Capitaan dildo arrescate!
a girl just showed up to class in a zip up hoddie and sweat pants. said she over slept. i guess she got hot and unzipped it , it was only then she realized was sleeping without a shirt or bra.
just cut a line with my blood donor card...i feel like it will help remind me that i was once a productive member of society.
new rule: cockblock me if I have had over a fifth of jack. no matter what.
Restaurants Roasting People Who Gave Them Negative Yelp Reviews (25 Pics)
Hangovers were designed by God when he decided that so far he had taken it WAY TOO EASY on me.
I'm in Target and the lady in front of me is buying three Summer's Eve douches, a box of fishsticks and a giant bottle of vodka. The sad thing is I get it.
i was on the fence about his sexual orientation until he referred to his marlboro loghts as "carrie bradshaws"
we put a pacifier in your mouth because you kept drunkenly singing country music.
Staying in I think. Boyfriend has domesticated me. I'm making eggs naked right now. Also really high.
Woman Posts Harassing DMs From Creep Online, Now He’s Upset Because People Told His Mom
Would it be tacky of me to tell the two girls I just found out he's been sleeping with on the side that I've been having gay sex with him all semester?

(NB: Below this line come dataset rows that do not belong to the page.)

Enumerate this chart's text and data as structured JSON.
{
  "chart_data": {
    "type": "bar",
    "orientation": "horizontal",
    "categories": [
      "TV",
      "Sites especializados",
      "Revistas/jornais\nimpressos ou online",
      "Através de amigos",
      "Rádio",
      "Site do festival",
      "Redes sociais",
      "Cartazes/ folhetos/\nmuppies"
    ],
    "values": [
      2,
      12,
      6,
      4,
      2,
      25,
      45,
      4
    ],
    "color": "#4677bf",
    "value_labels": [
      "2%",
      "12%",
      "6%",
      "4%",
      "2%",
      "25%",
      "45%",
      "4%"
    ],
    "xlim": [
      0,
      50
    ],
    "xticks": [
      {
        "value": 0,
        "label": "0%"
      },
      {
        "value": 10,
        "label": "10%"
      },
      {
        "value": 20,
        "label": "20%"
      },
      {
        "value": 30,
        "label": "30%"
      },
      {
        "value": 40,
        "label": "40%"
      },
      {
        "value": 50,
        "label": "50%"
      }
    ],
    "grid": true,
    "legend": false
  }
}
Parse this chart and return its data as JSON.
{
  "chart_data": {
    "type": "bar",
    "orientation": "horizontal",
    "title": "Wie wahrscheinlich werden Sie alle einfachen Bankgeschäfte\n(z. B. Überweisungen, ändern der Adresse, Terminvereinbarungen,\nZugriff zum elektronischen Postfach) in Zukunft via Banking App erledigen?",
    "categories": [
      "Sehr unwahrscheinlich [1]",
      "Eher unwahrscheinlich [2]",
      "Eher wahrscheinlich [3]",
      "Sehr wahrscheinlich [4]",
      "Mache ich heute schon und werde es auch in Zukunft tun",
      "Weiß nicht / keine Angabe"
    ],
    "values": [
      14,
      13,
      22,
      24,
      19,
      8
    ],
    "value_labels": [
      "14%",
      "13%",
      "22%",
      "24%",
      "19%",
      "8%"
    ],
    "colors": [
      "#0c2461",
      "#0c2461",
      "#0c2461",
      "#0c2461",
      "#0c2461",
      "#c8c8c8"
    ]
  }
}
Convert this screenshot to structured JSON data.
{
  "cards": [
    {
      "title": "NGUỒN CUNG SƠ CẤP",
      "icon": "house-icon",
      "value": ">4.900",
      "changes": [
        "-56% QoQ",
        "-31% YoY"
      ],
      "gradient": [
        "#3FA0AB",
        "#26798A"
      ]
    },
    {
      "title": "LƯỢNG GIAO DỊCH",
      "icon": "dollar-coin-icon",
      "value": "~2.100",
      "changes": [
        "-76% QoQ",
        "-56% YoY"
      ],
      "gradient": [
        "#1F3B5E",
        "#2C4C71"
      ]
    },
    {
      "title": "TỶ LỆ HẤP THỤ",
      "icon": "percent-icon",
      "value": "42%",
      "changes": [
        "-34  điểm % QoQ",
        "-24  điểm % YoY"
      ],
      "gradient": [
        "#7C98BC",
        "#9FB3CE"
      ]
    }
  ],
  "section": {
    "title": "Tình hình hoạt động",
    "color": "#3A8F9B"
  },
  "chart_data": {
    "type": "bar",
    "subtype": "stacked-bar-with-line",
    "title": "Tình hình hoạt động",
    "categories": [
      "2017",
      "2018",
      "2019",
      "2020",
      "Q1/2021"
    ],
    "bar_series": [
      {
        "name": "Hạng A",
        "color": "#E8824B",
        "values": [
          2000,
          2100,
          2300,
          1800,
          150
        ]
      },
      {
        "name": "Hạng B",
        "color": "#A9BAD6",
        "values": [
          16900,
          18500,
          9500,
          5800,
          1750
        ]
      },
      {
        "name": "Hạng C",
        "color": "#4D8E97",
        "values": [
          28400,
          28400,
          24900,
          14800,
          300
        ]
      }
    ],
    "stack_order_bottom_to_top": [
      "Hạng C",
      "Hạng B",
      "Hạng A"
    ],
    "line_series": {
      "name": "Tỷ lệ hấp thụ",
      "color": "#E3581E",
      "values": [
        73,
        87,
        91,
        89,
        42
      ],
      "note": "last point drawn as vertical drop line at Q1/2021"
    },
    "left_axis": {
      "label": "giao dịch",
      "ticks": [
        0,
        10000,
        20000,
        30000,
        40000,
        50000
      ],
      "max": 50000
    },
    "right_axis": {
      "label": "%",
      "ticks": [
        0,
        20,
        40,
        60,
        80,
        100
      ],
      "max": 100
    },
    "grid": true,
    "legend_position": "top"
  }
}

I'm pleased to know that your mom refers to me as "the ass piliager" now
I've noticed we have slowly begun to phase the "B" out of our Bromance.
At the bar, some guy bumped into you and you screamed "hey, don't touch what you can't afford sunshine!"
That's why god made go-pro's and tequila
What does it mean when the government shuts down and your boyfriends wife wants a divorce ON YOUR BIRTHDAY?